Let's lay the cards down on the table: I don't run races just for fun or just to finish. The overachiever in me runs every race with a goal time in mind--usually to beat my previous PR. For the Marine Corps Marathon, my first 26.2 race, I set three goals:
1. Finish in 3:40:59 to qualify for Boston.
2. Finish around 3:50.
3. Finish under 4 hours and don't walk up the last hill.

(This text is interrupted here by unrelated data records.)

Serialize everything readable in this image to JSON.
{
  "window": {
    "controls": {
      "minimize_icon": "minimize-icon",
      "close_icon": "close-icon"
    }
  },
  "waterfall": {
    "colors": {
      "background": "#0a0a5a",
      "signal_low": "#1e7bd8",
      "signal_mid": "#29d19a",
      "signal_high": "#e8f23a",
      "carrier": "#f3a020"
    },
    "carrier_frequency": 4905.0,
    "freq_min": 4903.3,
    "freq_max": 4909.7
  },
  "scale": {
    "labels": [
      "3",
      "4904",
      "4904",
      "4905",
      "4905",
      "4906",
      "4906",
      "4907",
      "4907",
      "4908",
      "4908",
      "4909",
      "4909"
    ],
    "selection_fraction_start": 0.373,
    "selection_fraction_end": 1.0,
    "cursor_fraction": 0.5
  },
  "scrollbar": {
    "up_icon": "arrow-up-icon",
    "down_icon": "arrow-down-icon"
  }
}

Goal 1 was ambitious and probably too idealistic. Goal 3 was my "safety" in case the first two fell through.
Pre-Race
I spent the last 2 weeks before MCM tapering and working ~14-hour days. Stressed and sleep-deprived, I resorted to downing daily shots of Emergen-C to fight off what felt like an oncoming cold. Not the best race preparation, but I comforted myself with the common saying that the marathon is 99% mental. I had trained properly so if I just believed that I could do well, then I would do well. Simple.
Race Morning
I left about 1 hour and 45 minutes to get from my home in Court House to the race start near the Pentagon. In hindsight, that was not enough time. The metro ride was crowded, the walk from the Pentagon station was much longer than I anticipated, and the porta-potty lines were long. I ran from the parking lot to the start line and squeezed into the 3:40-4:00 corral just in time to hear the cannon go off. Without so much as a minute-long rendition of the national anthem's time to process anything, my first marathon began.